Five panelists from different organizations shared their perspectives on the role of international education in peacebuilding to a packed audience

Mr. Steinberg joined several other panelists from civil society organizations in a discussion about the role of international education in peacebuilding, a field in which Peace Boat US is actively involved. The panel noted that in this increasingly globalized world, international education is more important than ever; it helps to build cross cultural skills, learn new perspectives, raise empathy and curiosity, and realize ways in which others can be very similar to ourselves yet at the same time very different.


The event was held at the United States Institute of Peace in Washington DC, an independent, nonpartisan institution that was established to increase the nation’s capacity to manage international conflict without violence.
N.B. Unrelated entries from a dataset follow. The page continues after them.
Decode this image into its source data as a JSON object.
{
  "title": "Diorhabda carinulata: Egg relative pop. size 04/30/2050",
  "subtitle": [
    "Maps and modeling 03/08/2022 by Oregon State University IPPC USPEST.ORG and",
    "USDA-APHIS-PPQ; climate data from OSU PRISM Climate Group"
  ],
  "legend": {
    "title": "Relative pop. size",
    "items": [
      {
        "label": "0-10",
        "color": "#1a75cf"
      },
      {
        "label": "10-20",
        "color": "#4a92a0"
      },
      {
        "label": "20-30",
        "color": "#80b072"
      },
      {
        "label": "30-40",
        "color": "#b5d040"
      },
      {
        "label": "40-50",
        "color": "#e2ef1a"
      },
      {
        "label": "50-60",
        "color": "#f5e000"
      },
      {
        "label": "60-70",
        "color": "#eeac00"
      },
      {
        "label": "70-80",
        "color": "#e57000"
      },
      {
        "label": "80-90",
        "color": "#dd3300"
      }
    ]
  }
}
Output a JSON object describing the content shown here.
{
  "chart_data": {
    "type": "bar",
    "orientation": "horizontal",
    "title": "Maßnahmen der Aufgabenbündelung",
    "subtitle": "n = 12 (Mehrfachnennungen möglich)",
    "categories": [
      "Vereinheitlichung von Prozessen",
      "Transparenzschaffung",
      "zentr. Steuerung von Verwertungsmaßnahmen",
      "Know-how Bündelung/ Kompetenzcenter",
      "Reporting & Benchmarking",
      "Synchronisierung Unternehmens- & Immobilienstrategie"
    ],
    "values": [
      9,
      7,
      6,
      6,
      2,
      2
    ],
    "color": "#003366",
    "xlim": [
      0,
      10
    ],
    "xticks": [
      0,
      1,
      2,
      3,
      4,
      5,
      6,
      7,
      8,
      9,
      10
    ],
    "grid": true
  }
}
The panelists continued by explaining what remains to be done to fully realize the potential of international education that contributes to peacebuilding. Fanta Aw, Assistant Vice President of Campus Life at American University, pointed out that concepts of race and gender are oftentimes absent from conversations about international education and peacebuilding, and that the issue of human security needs to be addressed more often. Mr. Steinberg noted that people of color, people with disabilities, and members of the LGBT community need to be included more in international education and exchange programs. Shamil Idriss, President of Search for Common Ground, said that young people need more safe venues where they can be respectfully heard—even if their opinions are strong and others do not agree with them. He also spoke of the challenge of creating international exchange programs on a massive and affordable level, and highlighted virtual exchange programs as one solution that allows large numbers of young people to connect via virtual platforms without incurring great program costs. The U.S., he informed the audience, aims to give one million American youth the opportunity to connect with youth in Muslims countries through virtual platforms over the next five years.


Peace Boat US works with local communities and other NGOs to create international education and peacebuilding programs that bring people together across borders.

In all peacebuilding and international education initiatives, listening to others is extremely important, and though it may sound simple and easy, it’s oftentimes not–but it holds great power to awaken people and bridge divides, concluded Melanie Greenberg, President of Alliance for Peacebuilding. Being globally tuned in while acting locally is also key, she stated, given that global and local realities are directly connected. Fortunately, she added individuals and civil society organizations have far more power today than in the past to shape peacebuilding efforts in our world today, and many cases exist around the globe of where their work has been highly successful.

As a civil society organization engaged in international education and peacebuilding, Peace Boat US will continue to help build a culture of peace around the world by bringing people together across borders for study, exchange, dialogue, and cooperation on land and on board the Peace Boat ship. Echoing a quote cited by Mr. Steinberg: “The way to learn to live together is by living together.”